The cogwheel 400 will be free to rotate in the slots 411 without the removable rotation
lever 405 being in place, and thus the binding 412 can be positioned at the correct
section of the ski. Once the ideal position for the binding 412 has been located,
the legs 407 of the rotation lever 415 can be spread apart slightly and the toothed
extensions 406 can interact with the internally projecting teeth 413 in the hole or
indent of the cogwheel 400. As will then be appreciated, movement of the rotation
lever 405 will rotate the cogwheel 400 and will thus lead to movement of the binding
412 over the surface of the ski. The binding 412 can generally only be moved by a
certain amount, which is a factor of the number of teeth 401 and the spacing of the
ridges on the ski or mounting plate.
[0068] In order to properly fix the position of the binding 412, it is necessary to hold
the rotation lever 405 in the desired position. In order to facilitate this holding
of the rotation lever 405, it is possible to put or locate a number, preferably two,
of clips 413 on the upper side of the binding 412. Positioning the clips 413 in such
a manner that they will interact with the cross piece 408 of the "H" of the removable
rotation lever 405, will allow for the rotation lever 405 to be locked in one of two
orientations. Either the rotation lever is generally facing the rear side or end of
the binding 412, or it is facing the front of the binding 412. In transitioning the
rotation lever 405 from each of these two positions locked into the clips 413, it
is clear that the cogwheel 400 will be rotated, and thus the binding 412 will be shifted
over the surface of the ski. It will be appreciated that the rotation lever 405 can
be any shape with two legs for holding the toothed extensions 406 and for interacting
with the clips 413 - the H shape is advantageous, however, in that squeezing of the
upper legs can lead to the widening of the lower legs to allow engagement of the cogwheel
400.
[0069] It will be further appreciated that it could be possible to remove the rotation lever
405, thus allowing the cogwheel 400 to rotate freely again. In this manner, it is
then possible for the user to either adjust the position of the binding 412 on the
surface of the ski or mounting plate, or to completely remove the binding 412 from
the ski or mounting plate. Obviously, by ensuring that the legs 407 of the rotatable
lever 405 are held under tension, ensures that the removable rotation lever 405 will
not easily fall off the binding 412, and thus security and solid positioning of the
binding 412 is assured. As with the above examples it is also possible to provide
the housing 410 and cogwheel 400 as a separate removable cartridge that can be clip-fit
or snapped into the binding 412 as desired. Obviously in such an embodiment the rotation
lever 405 will remain in a removable fashion.
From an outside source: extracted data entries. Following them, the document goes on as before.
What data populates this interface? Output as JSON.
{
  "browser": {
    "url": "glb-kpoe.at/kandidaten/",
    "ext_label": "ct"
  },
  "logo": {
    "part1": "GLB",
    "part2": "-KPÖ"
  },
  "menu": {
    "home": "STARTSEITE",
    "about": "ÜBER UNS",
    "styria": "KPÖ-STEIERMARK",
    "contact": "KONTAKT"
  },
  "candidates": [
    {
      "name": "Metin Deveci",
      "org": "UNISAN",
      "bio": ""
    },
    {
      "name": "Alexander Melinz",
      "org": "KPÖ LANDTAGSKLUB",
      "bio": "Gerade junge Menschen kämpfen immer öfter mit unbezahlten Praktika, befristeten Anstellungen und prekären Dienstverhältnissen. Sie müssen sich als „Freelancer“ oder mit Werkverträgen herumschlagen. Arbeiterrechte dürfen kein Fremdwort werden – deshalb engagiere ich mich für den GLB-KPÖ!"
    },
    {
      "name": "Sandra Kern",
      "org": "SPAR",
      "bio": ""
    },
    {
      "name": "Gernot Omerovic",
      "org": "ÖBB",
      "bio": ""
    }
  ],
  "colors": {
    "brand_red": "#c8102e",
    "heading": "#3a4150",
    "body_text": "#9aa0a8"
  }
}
[0070] Fig. 16 shows a further possible structure for the binding 510 for interaction with
a mounting plate or upper surface of a ski. In the same manner as described above,
the ski or mounting plate is provided with a series of notches or ridges in the upper
surface such that the binding 510 can interact therewith. The binding 510 is structured
with appropriate slots on the underside thereof for fixing with flanges or the like
on the mounting plate or ski in a similar manner to that described above, and thus
further discussion will be omitted. Within the binding 510, a toothed interaction
device in the form of a cogwheel 500 is provided. The cogwheel 500 is similar to that
described above for the example given in Figs. 14 and 15, and has a series of radially
extending teeth running along the outer surface thereof. The cogwheel could be provided
in a generally extended cylindrical fashion, wherein the teeth run along the outer
surface in the longitudinal direction whilst projecting outward in the radial direction.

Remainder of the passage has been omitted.